HOUSE BILL 1039
State of Washington | 69th Legislature | 2025 Regular Session |
ByRepresentatives Abbarno and Orcutt
Prefiled 12/11/24.
AN ACT Relating to extending governmental services from cities to tribal lands; amending RCW
36.70A.110; adding a new section to chapter
36.70A RCW; and creating a new section.
BE IT ENACTED BY THE LEGISLATURE OF THE STATE OF WASHINGTON:
NEW SECTION. Sec. 1. The legislature is providing a clear statement of the authority for a city and tribal government to mutually agree to contract for urban governmental services beyond the urban growth boundary of the city to tribal lands with urban development and be in compliance with the provisions of the growth management act.
Sec. 2. RCW
36.70A.110 and 2024 c 26 s 1 are each amended to read as follows:
(1) Each county that is required or chooses to plan under RCW
36.70A.040 shall designate an urban growth area or areas within which urban growth shall be encouraged and outside of which growth can occur only if it is not urban in nature.

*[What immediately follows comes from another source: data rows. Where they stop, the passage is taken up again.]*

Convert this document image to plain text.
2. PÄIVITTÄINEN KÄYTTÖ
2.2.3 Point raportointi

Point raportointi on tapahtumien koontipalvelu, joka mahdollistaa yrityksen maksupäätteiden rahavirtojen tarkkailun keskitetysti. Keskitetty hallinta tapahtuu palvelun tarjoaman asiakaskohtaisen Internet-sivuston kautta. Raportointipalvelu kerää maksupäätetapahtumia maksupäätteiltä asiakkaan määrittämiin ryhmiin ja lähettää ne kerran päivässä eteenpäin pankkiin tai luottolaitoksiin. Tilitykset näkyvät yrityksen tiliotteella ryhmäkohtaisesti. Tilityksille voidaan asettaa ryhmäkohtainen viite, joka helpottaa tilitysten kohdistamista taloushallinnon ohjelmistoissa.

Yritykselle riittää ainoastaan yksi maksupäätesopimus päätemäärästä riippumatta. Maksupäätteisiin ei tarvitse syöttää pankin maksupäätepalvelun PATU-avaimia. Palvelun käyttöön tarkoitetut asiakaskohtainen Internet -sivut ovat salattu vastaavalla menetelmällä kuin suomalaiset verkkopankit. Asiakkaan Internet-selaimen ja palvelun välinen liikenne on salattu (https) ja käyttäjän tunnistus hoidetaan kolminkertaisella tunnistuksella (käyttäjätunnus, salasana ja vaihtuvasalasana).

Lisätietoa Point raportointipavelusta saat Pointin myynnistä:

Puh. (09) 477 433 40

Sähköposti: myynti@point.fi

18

Each city that is located in such a county shall be included within an urban growth area. An urban growth area may include more than a single city. An urban growth area may include territory that is located outside of a city only if such territory already is characterized by urban growth whether or not the urban growth area includes a city, or is adjacent to territory already characterized by urban growth, or is a designated new fully contained community as defined by RCW
36.70A.350. When a federally recognized Indian tribe whose reservation or ceded lands lie within the county or city has voluntarily chosen to participate in the planning process pursuant to RCW
36.70A.040, the county or city and the tribe shall coordinate their planning efforts for any areas planned for urban growth consistent with the terms outlined in the memorandum of agreement provided for in RCW
36.70A.040(8).
(2) Based upon the growth management population projection made for the county by the office of financial management, the county and each city within the county shall include areas and densities sufficient to permit the urban growth that is projected to occur in the county or city for the succeeding twenty-year period, except for those urban growth areas contained totally within a national historical reserve. As part of this planning process, each city within the county must include areas sufficient to accommodate the broad range of needs and uses that will accompany the projected urban growth including, as appropriate, medical, governmental, institutional, commercial, service, retail, and other nonresidential uses.
Each urban growth area shall permit urban densities and shall include greenbelt and open space areas. In the case of urban growth areas contained totally within a national historical reserve, the city may restrict densities, intensities, and forms of urban growth as determined to be necessary and appropriate to protect the physical, cultural, or historic integrity of the reserve. An urban growth area determination may include a reasonable land market supply factor and shall permit a range of urban densities and uses. In determining this market factor, cities and counties may consider local circumstances. Cities and counties have discretion in their comprehensive plans to make many choices about accommodating growth.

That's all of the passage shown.